After completing the lap around Green Lake, I made my way toward Ripon, forming a single-file line with about five other aircraft in front of me. A veteran Oshkosh attendee and Tailwind pilot briefed me yesterday on how best to fly from Ripon to Fisk. He advised me to make sure I maintain 90 knots, but most importantly maintain a very generous distance behind the aircraft I was following. He also said to be prepared for someone to swoop in front and cut me off and if this happens, then slow down to get that distance back and then power back up to 90 knots. His words were prophetic as sure enough a Mooney came out of nowhere and cut me off. I never saw this Mooney once during the lap around Green Lake and it's very likely that this was one of the "cheaters" I had been warned about -- one of those pilots that doesn't follow any of the ATC advisories nor arrival procedures and flies direct to Fisk, cutting off whomever they can get away with.
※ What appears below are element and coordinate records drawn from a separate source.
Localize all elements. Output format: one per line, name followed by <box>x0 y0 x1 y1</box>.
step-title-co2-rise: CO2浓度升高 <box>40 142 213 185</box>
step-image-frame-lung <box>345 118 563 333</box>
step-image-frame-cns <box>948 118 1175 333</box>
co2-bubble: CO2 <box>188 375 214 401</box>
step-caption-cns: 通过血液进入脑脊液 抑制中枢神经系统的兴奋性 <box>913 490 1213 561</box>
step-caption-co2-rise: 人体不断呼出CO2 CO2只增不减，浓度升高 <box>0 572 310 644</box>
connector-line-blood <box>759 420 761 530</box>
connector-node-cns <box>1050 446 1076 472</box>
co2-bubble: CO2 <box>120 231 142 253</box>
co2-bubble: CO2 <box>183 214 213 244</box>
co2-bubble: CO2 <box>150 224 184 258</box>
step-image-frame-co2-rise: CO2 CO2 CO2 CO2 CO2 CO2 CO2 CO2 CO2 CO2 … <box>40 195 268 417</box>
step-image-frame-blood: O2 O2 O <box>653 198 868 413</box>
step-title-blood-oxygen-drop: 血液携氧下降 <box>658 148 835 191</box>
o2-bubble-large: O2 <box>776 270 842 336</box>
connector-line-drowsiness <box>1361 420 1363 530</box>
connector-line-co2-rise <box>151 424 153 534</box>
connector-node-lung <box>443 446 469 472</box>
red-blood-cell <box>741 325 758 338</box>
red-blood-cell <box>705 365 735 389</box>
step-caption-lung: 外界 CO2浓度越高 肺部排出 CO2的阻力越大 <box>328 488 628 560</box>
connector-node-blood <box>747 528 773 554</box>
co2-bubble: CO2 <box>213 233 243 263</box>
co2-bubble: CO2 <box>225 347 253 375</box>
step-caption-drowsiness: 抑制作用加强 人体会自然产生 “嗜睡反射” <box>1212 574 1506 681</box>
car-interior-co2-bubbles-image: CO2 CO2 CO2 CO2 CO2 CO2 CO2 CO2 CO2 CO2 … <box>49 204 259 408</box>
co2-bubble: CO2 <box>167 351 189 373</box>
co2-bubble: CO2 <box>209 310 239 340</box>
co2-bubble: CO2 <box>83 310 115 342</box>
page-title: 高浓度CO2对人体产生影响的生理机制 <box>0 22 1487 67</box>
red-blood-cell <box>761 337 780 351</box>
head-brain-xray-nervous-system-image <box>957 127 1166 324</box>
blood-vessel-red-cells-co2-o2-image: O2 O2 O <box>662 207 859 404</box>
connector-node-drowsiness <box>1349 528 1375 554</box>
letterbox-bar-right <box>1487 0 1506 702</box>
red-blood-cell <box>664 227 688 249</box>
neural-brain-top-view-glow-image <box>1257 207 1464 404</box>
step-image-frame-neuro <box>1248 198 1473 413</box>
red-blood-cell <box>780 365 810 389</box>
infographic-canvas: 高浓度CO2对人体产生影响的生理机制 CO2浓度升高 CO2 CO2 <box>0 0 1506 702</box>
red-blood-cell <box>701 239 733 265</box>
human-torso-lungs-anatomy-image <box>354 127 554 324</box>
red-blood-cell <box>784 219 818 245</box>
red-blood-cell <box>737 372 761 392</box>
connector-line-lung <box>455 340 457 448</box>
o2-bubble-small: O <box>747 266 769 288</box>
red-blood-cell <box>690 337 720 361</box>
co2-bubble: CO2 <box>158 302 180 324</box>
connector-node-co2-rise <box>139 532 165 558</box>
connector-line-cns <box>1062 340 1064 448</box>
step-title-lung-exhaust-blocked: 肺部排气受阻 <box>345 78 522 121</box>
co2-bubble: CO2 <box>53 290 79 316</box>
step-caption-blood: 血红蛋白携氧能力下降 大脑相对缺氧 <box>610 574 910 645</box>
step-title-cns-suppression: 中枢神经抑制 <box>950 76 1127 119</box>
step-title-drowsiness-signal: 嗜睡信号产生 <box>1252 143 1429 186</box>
Basically the aviation equivalent of that jerk in traffic that everyone despises (but they don't care because the world revolves around them!)

I added a notch of flaps and slowed down to get distance from the Mooney and things were looking good for a few minutes until an RV swooped in and cut me off! Amid frustration and anger, I pull more power and apply four notches of flaps which is something I never do, but I was able to get my ground speed down to about 65 knots in a noticeable nose-high attitude for a Tailwind. The ATC checkpoint at Fisk was only moments away and I was certain that I would be sent to Rush Lake for following too close, but what ATC said over the frequency next was absolute joy...

"Blue/white high-wing, white/red high-wing, white/green high-wing, you are too close. Fly heading..." and he gave them a vector west.

"People, we need you to work with us. We need one mile -- REPEAT -- one mile of separation between all aircraft." he continued.

"White low-wing, blue low-wing", he called out referring to the Mooney and RV that cut me off. "Fly heading..." and he gave them a vector to the northwest.

"Yellow highwing, rock your wings."

That was me! I've never rocked my wings with as much authority as I did in that moment.

"Nice rock. Fly heading 090. Follow the east/west road. Expect runway 36 Left. Welcome to Oshkosh."

I did it! I'm in! I got through the Oshkosh gauntlet on my first try ever!

The next controller cleared me to land on the blue dot on runway 36L which I ended up overshooting by about 20 feet, but that was good enough. Touchdown was 7:20 a.m. and I was so relieved to be on the ground at Oshkosh. Mission accomplished.

Total flight time for this leg: 0.9 hours
Total flight time for this trip: 14.3 hours

As a member of the 1970 reunion group, I was given front-row, rockstar parking (and camping) on the grass at the historic Brown Arch.


About an hour after checking in, a group of judges stopped by my Tailwind to... well, judge it. Apparently there were awards for the best airplanes in attendance or something.


N11018 didn't win any awards, but certainly received admiration and praise from thousands of visitors throughout the week and I was quite proud of that.